Turning stored eggs once a day is plenty. If you think about it terms of nature, a hen lays at most, one egg per day. Sometimes every other day. So each day when she lays, she is turning the other eggs in the nest and I have had hens hatch 100% of their eggs many times. She doesn't return to the nest to turn her eggs multiple times per day. It's one and done, and if it's good enough for nature, it's good enough for me.I don't think I'd go as far as putting them in the fridge. I know have had success doing so but I can't get my head around that not being too cold.
It's all interesting though because I just saw something from the APA about storing hatching eggs.

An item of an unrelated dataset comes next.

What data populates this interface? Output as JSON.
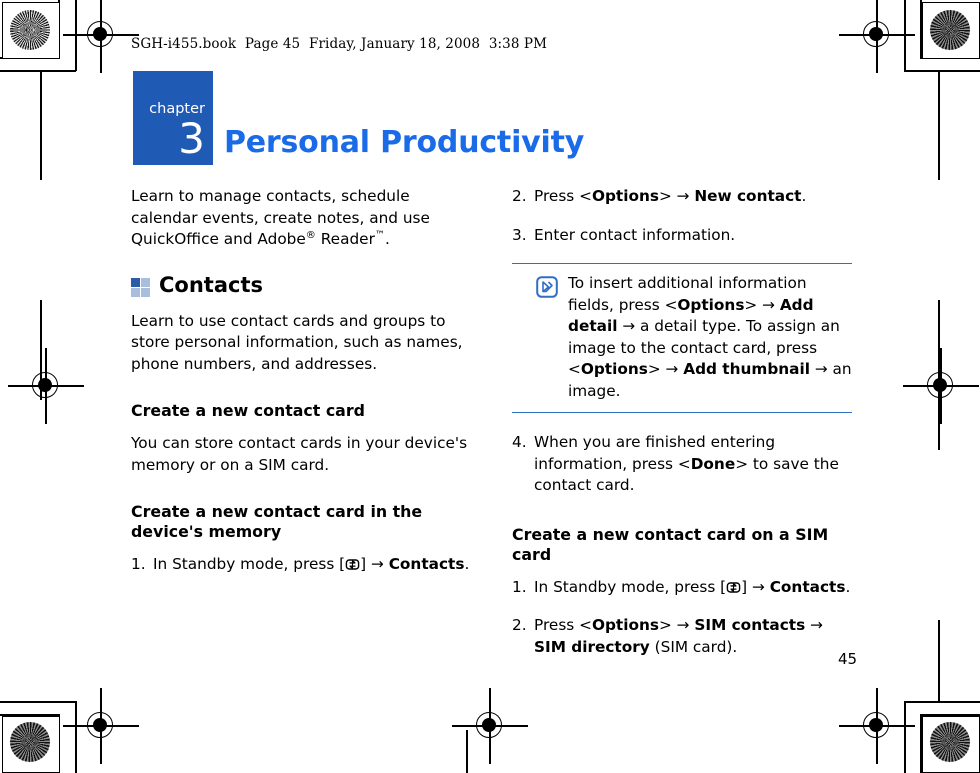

At first it said store at room temp. 53° - 60° is ideal. Who keeps their room temp 53° - 60°? Not me, that's d@mn cold. So ya, does anyone store eggs in that temp range? My room gets up to 78°.
It says humidity at 75% is ideal. Moisture loss is the most detrimental thing during storage. I haven't been monitoring but last year my room stayed around 50% or so. Is that really to low? Again who wants 75% humidity in their house?
I have a window ac. Maybe store eggs right in front of it so it blows across them. That would have to be the coolest spot and also highest humidity I would think.
Said 7 or less days is idea. Over 10 things do down hill quickly. Setting every 10 or 11 days would actually work better for me. Would that really be that much worse then 7?
Also mentioned turning once a day. I've always done twice a day and then three times a day these last several years. Is once enough? Not gonna lie sounds easier on me.
Anyone any thoughts?
I usually store eggs in a spare turner, and that works good too, but when I have too many for the turner we store in cartons and just elevate one end each day, and alternate ends the next. My house is usually 69-73 degrees, and my hatch rates are usually pretty good.